Another feature of this year’s white paper is a substantial expansion of the description of the situation in Taiwan. In an analysis from the Taiwan side, the report presents a scenario in which China first launches “cognitive warfare” by spreading disinformation to create panic among the people, after which Chinese troops land and take control of the island.

If a Taiwan contingency were to occur, it could possibly affect to the Nansei Islands.

China Coast Guard vessels have already repeatedly intruded into Japan’s territorial waters around the Senkaku Islands. There have also been notable cases of Chinese naval vessels navigating in these waters.

It is obvious that China, which claims territorial rights to the Senkaku Islands, is trying to make it a fait accompli. The Japan Coast Guard and the Self-Defense Forces should strengthen their cooperation so that they can respond to all possible situations.

The white paper notes that “all options are being considered as we formulate a new national security strategy” for measures to deal with new types of missiles developed by China, Russia and North Korea. In addition to improving conventional interception capabilities, the need to possess counterattack capabilities is taken as a given.

The government plans to purchase “standoff missiles” from the United States and other countries that can be launched from outside the range of an enemy.
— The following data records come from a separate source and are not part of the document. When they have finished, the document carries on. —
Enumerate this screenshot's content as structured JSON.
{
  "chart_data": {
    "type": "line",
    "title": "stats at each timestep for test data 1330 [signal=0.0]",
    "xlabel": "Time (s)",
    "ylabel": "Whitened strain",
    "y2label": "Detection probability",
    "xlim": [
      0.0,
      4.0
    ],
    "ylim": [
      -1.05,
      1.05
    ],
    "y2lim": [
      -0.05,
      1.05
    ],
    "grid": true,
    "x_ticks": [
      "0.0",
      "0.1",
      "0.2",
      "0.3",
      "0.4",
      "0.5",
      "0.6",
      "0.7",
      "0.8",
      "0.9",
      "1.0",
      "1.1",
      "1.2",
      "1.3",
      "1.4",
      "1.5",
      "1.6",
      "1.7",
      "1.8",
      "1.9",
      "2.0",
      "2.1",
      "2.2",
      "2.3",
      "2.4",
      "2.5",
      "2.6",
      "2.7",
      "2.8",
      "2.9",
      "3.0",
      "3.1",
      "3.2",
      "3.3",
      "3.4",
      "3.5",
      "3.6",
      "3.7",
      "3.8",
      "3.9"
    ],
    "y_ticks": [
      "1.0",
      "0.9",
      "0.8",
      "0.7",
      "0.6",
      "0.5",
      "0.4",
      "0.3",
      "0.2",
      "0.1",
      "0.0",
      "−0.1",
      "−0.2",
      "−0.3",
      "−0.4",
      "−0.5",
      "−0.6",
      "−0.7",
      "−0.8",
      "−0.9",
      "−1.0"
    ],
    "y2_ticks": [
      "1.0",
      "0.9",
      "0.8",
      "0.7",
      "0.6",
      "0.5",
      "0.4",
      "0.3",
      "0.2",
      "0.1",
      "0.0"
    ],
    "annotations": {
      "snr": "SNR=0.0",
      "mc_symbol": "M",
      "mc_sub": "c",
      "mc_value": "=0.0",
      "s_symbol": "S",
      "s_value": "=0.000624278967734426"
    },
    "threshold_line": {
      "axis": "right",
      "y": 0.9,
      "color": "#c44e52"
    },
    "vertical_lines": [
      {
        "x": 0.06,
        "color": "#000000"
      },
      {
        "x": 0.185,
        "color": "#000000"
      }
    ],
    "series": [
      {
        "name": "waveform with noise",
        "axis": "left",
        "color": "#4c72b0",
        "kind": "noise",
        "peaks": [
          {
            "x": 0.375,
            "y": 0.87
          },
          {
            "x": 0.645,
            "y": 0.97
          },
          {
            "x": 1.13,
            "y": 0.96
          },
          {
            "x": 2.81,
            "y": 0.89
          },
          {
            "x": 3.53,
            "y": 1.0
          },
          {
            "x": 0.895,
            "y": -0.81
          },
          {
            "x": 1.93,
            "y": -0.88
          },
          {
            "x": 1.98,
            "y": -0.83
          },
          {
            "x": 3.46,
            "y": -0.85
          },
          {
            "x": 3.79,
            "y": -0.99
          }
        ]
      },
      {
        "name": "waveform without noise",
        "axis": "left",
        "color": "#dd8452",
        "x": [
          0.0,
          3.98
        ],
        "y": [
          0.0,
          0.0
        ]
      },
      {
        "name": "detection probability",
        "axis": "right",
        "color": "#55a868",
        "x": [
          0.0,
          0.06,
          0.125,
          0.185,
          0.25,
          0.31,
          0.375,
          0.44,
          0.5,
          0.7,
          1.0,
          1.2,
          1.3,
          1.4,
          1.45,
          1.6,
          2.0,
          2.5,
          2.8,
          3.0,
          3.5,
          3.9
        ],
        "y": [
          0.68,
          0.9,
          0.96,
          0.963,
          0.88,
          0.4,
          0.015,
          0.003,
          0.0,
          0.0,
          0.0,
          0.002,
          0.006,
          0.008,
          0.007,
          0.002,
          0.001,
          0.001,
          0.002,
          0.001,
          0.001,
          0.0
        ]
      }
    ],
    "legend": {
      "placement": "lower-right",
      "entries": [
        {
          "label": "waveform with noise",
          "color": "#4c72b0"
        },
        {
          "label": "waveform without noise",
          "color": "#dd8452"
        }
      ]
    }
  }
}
It is also working on the development of improved domestically produced surface-to-ship guided missiles with a much longer range. A system that can reliably operate these missiles must be established.

Enhancing the defense technology foundation is another important theme. In recent years, Japan has continued to purchase state-of-the-art defense equipment from the United States under the framework of its Foreign Military Sales (FMS) security assistance program. On the other hand, equipment procured domestically has been on the decline.

If the nation’s defense industry tapers off, the number of engineers will dry up, making it impossible to procure and repair equipment. Also, from the viewpoint of fostering the domestic industry, it is important to secure an adequate budget for research and development.